Just like the government is projecting its sins of warrantless wiretapping onto those like Thomas Drake and Thomas Tamm who tried to stop secret domestic surveillance, and both of whom are in criminal jeopardy. . .
WikiLeaks just released anoither huge cache of secret field reports for Iraq battlegrounds, which evidence information shameful to the government: vast civilian deaths (more than 100,000 Iraqis); detainee torture by America's Iraqi allies (beatings, burnings, lashings and executions); Iran's support of Shiite militias; and our outsourcing the war to private contractors on a scale unknown in American history.
The government told us there were no surprises and nothing new. But the major newspapers around the world have concluded otherwise.

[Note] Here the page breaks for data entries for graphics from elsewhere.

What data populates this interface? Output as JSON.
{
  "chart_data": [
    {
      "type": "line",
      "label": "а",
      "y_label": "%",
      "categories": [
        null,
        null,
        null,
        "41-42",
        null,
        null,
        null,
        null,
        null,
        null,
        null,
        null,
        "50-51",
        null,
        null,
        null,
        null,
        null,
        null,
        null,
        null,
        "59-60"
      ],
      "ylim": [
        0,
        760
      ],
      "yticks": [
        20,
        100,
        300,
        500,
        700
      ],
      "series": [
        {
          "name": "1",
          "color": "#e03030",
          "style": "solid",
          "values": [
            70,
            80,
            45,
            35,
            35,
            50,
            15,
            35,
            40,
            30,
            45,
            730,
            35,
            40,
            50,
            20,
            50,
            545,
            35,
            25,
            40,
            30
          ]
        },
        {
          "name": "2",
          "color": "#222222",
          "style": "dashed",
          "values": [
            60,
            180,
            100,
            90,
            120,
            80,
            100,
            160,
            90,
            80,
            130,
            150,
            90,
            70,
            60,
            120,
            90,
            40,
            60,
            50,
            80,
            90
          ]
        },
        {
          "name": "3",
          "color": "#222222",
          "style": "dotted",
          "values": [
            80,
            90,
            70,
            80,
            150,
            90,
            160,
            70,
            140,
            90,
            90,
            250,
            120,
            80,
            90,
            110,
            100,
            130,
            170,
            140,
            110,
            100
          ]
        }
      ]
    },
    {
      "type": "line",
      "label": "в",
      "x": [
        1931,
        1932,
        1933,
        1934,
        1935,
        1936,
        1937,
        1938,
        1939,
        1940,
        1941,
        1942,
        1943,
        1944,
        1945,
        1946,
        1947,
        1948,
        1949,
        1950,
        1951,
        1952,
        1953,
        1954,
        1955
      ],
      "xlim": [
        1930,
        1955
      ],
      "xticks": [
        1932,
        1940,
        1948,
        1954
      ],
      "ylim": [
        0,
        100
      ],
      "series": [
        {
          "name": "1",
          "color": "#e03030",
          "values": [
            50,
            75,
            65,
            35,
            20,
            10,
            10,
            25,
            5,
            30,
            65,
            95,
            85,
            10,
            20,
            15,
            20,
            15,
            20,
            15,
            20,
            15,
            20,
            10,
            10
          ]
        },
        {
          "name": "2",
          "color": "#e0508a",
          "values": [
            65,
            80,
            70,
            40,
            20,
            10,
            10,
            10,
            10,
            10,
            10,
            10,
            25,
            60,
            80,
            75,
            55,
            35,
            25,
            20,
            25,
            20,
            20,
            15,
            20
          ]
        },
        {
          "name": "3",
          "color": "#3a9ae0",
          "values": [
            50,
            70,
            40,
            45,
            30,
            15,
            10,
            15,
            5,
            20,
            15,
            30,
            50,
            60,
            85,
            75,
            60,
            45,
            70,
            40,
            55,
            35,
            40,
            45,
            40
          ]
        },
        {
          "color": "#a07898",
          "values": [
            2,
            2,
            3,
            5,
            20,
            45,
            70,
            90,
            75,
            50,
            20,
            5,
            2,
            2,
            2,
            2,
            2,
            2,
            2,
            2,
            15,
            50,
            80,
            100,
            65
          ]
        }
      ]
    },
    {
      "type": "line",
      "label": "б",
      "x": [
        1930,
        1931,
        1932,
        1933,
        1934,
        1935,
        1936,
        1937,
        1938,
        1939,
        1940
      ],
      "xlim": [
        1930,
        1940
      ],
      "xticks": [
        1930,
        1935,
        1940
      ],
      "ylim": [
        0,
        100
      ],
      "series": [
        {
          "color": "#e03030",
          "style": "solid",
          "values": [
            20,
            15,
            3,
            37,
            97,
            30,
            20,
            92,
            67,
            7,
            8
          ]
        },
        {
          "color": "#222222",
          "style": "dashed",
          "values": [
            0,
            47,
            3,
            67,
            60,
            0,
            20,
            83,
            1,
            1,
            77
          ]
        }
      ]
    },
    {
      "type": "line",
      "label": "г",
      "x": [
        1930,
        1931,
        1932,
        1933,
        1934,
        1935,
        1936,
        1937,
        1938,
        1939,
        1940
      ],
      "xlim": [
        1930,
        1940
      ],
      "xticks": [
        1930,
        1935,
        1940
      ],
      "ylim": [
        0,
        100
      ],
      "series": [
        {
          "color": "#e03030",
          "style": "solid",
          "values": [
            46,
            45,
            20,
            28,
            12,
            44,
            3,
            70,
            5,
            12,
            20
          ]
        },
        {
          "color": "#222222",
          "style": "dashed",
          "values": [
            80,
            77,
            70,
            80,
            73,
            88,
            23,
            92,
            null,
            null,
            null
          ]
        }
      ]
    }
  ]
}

The Defense Departrment press secretary, Geoff Morrell, stated
We deplore WikiLeaks for inducing individuals to break the law, leak classified documents and then cavalierly share that secret information with the world, including our enemies.
I deplore the government for breaking the law, classifying embarrassing or illegal conduct, keeping it secret from the American people, and prosecuting whistleblowers who chose their conscience over their careers, their families, and their very own liberty.
First, how is WikiLeaks "inducing individuals to break the law"? WikiLeaks is not recruiting "leakers." Whistleblowers are going to WikiLeaks--and who can blame them given the Obama administration's unprecedented crackdown on whistleblowers. Obama has brought four leak prosecutions in recent months--more than the past 3 administrations combined . . . yet refuses to "look backwards" at far more severe and clear crimes committed under the Bush administration.
Second, how do we know that the WikiLeaks documents are classified? Only because the government tells us. And given the vast overclassification and retroactive classification that occurred during the Bush years, how do we know if documents are classified properly. (Political embarrassment is not a reason to classify documents.) The fact of the matter is that most of the incident reports are marked "secret," a relatively low level of classification.
Third, if WikiLeaks "cavalierly share[d] secret information with the world, so did the New York Times, the Guardian, Le Monde and Der Spiegel. As the Times noted,
[T]here are times when the information is of significant public interest, and this is one of those times.
While the Defense Department argues that
[T]he period covered by these reports has been well chronicled in news stories, books and films, and the release of these field reports does not bring new understanding to Iraq's past
, the New York Timesfinds that
The documents illuminate the extraordinnary difficulty of what the United States and its allies have undertaken in a way that other accounts have not.
The Washington Post headline states: Secret Iraq War Files Offer Grim New Details.
Who do you believe? The Defense Department or the world's leading newspapers?